More than 'Kapow' and 'Shazam'

My mom has a theory: Peter Pan has won. Our culture now refuses to grow up.

Her disgust stems partly from the fact that movie screens soon will be filled with enough men in tights to field 12 of Baryshnikov's White Oak Dance Projects. Pretty much every superhero except Howard the Duck is getting his own movie. In the latest development, Wolfgang Petersen has signed on to direct the ultimate superhero slugfest, "Batman vs. Superman."

You might think "Road to Perdition" is a Tom Hanks film. Actually, it's a comic-book movie – a graphic novel, to be precise, as was one of last year's most acclaimed movies, "Ghost World." Michael Chabon is turning his Pulitzer Prize-winning saga of comic-book artists, "The Amazing Adventures of Kavalier & Clay," into a series of comic books and a movie.

None of these are kids stuff.

Comics readers today are actually 30- and 40somethings. People like Henry Jenkins, an MIT professor who estimates he spends $200 to $300 a month on comic books.

These readers demand more from storytelling than "kapow" and "shazam." And according to Dr. Jenkins, who teaches a course on comic books, they get it. He sees in the best of the medium a fusion of pop culture and the avant-garde that, to him, is more exciting than anything TV, movies, or "serious" literature is currently attempting.

That's partly out of desperation: There are about the same number of comic-book readers as there are art-film buffs. (As any foreign film fan knows, that's not a lot.)

"The medium may be dying," Jenkins says. So, it's willing to try anything – concepts so high even Superman couldn't leap them in a single bound. Take, for example, "The League of Extraordinary Gentleman," in which heroes of Victorian literature are turned into a 19th-century Justice League. Sean Connery is attached to star.
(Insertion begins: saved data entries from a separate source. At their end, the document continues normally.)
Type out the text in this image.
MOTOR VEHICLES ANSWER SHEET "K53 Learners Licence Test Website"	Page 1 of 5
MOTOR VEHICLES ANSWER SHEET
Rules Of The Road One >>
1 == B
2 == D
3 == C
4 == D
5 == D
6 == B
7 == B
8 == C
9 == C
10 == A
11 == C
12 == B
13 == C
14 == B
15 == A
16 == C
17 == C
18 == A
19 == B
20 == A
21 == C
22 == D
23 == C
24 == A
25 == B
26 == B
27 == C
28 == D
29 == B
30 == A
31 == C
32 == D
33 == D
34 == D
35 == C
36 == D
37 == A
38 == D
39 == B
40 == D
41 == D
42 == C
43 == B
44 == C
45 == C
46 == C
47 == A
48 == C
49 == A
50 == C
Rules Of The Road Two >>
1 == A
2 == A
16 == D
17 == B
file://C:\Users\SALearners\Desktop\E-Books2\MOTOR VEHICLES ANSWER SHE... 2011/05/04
Not that this creativity always translates. The historical detective work that Alan Moore did in "From Hell," positing the identity of one of the first serial killers, got watered down to the point where it was just a movie about Jack the Ripper, says Eric Reynolds, an editor at Fantagraphics, which published "Ghost World." But after 25 years, he sees a conflation of events where serious graphic novels are finally garnering respect – and improved sales. And while graphic-novel adaptations may never outstrip the superheroes, Daniel Clowes, author of "Ghost World," is working on another movie.

For those not persuaded of the graphic novel's literary merit, consider that there are worse places for Hollywood to get ideas. This summer also features movies inspired by a commercial slogan ("Like Mike"), a theme park attraction ("The Country Bears"), and the athletic prowess of a golden retriever ("Air Bud: Seventh Inning Fetch"). Or, as Bradley Wright, author of "Comic Book Nation" says, "Do we really need another Tom Clancy movie?"